Now get outta my way ’cause I wanna hit the dancefloor with these tunes.
Spotted outside Zebra Piercing & Tattoo in Walnut Creek. (The sign would’ve been perfection if they added Transphobia, though.)
What better way to start off the work week (although mines starts on Tuesday) than this vintage capture of today’s birthday queen, Dame Joan Collins, who’s giving me more fashion and glamour in this one pic than all the red carpets and fashion mag covers from the past five years!
Also, I know I posted this Dynasty clip many times before, but in these increasingly-misogynistic times, it needs to be shown again. Seeing an assertive woman of power and style, grabbing all the men by their balls in her ex-husband’s boardroom with only her verbal command is always a breath of fresh air.
I know I’m supposed to heed the advice of Paul Anka and Lisa Simpson when it comes to “celebrity” oxygen thieves, but a friend showed me this over the weekend, and it was too good to pass up!
This had everything: a glorious dragging of someone that deserves it, receipts brought out, and a bitchy read that made me get mah fan out. And according to those who saw that hobbit’s sex tape, she probably fucks like a rug too. (I haven’t seen the tape and I don’t like to waste my time.) If only all those media outlets that heinously kissed up to her instead called out her attention-desperate disorder-ridden lying ass like TMMC, maybe just maybe, this world would be a slightly better place. And hopefully TMMC doesn’t backpedal their words, because somewhere in heaven, the one and only Marilyn is nodding in approval over the scalping of Karen Rugtrashian.
I survived the first weekend of Hero Parent Worship Season and while the mothers at work got cards from the boss today, I–who’s not a mom–made over $200 in tips alone.
…these two songs that channel my inner cunning femme fatale, from the memorable erotic thriller Basic Instinct, released 30 years ago this day.
TIL the Grammys still exist (oddly enough, but this is not the first year they’ve nominated “songs” I consider aural assaults) and that the show got pushed back this year. (I’m used to hearing about it around this time. Still won’t watch it, though.) Don’t know why they’re bothering since they should’ve shut everything down and cancelled all future Grammy shows until further notice after this still-iconic performance from one of my queens!
Happy 15th (!) Anniversary to the night when Christina brought the house down.
While other so-called “fashion magazines” are either killing off their print editions (while giving dead-eyed husks a cover), or putting an NFT of a tone-deaf, selfish-defining, substance-exempt piece of irrelevance on their covers, here comes Black Fashion Fair to serve glamour and fashun to my glamour-and-fashun-starved self.
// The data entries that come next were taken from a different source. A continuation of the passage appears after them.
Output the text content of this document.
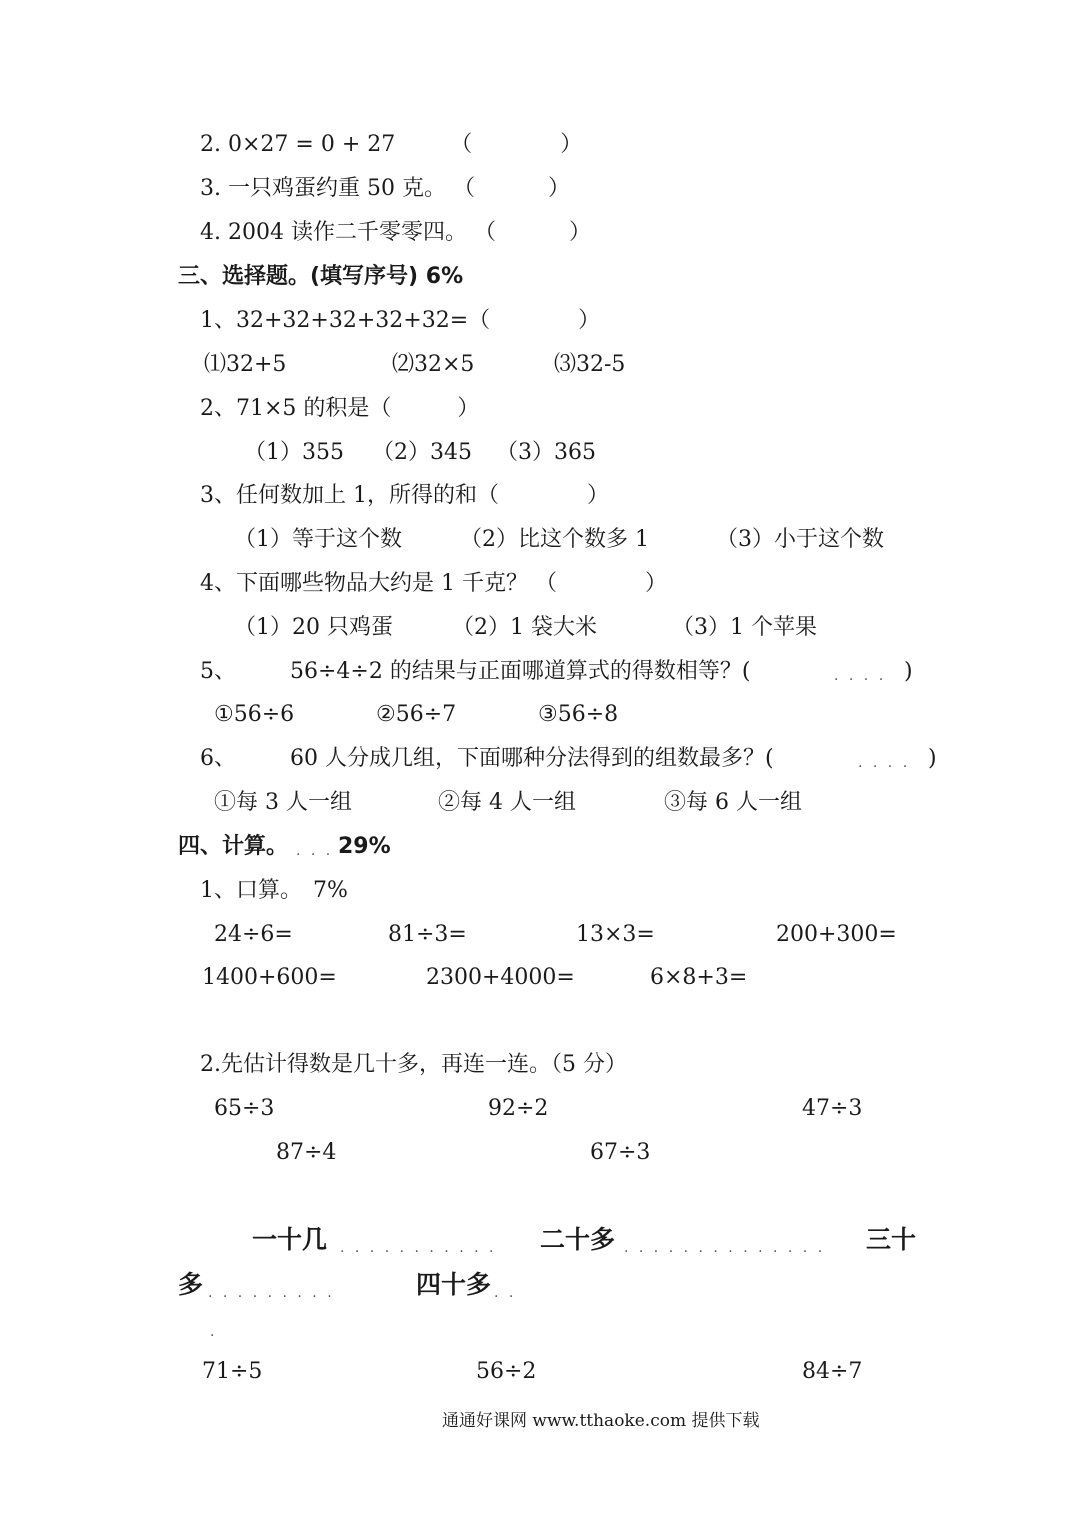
2. 0×27 = 0 + 27　　　（　　　　）
3. 一只鸡蛋约重 50 克。 （　　　 ）
4. 2004 读作二千零零四。 （　　　 ）
三、选择题。(填写序号) 6%
1、32+32+32+32+32=（　　　　）
⑴32+5	⑵32×5	⑶32-5
2、71×5 的积是（　　　）
（1）355 （2）345 （3）365
3、任何数加上 1，所得的和（　　　　）
（1）等于这个数	（2）比这个数多 1	（3）小于这个数
4、下面哪些物品大约是 1 千克？ （　　　　）
（1）20 只鸡蛋	（2）1 袋大米	（3）1 个苹果
5、 56÷4÷2 的结果与正面哪道算式的得数相等？(	. . . . )
①56÷6	②56÷7	③56÷8
6、 60 人分成几组，下面哪种分法得到的组数最多？(	. . . . )
①每 3 人一组	②每 4 人一组	③每 6 人一组
四、计算。 . . . 29%
1、口算。　7%
24÷6=	81÷3=	13×3=	200+300=
1400+600=	2300+4000=	6×8+3=
2.先估计得数是几十多，再连一连。（5 分）
65÷3	92÷2	47÷3
87÷4	67÷3
一十几 . . . . . . . . . . . 二十多 . . . . . . . . . . . . . . 三十
多 . . . . . . . . .	四十多 . .
.
71÷5	56÷2	84÷7
通通好课网 www.tthaoke.com 提供下载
I had to check the date of those publications because I am not used to seeing such proper style from recent years, let alone from 2022. You could show me that cover and I’d think that came from the mid-90s, not from this tragic decade. Look at that–no drowsy eyes, the models don’t look awfully airbrushed, and not a hint of irony anywhere (unlike having a plastic surgery mess photoshopped to the hilt on a “Body Issue”). The other covers are stylin’ too! It goes to show that maybe there are still some true artists in the bleak AF fashion world who aren’t driven by online clicks or that nonsense. But it’s also a damn shame that the mainstream “fashion mags” would rather showcase wannabe A-listers who supposedly get online clicks in an attempt to sell covers instead of what they’re supposed to feature this whole time: fashion.
I’d buy a copy of BFF, but not only is the issue worth the same hourly price to solicit a former Teen Mom-turned-hooker (OK, the mag is worth way more than that), all copies of its first edition are sold out. Your move, other fashion mags!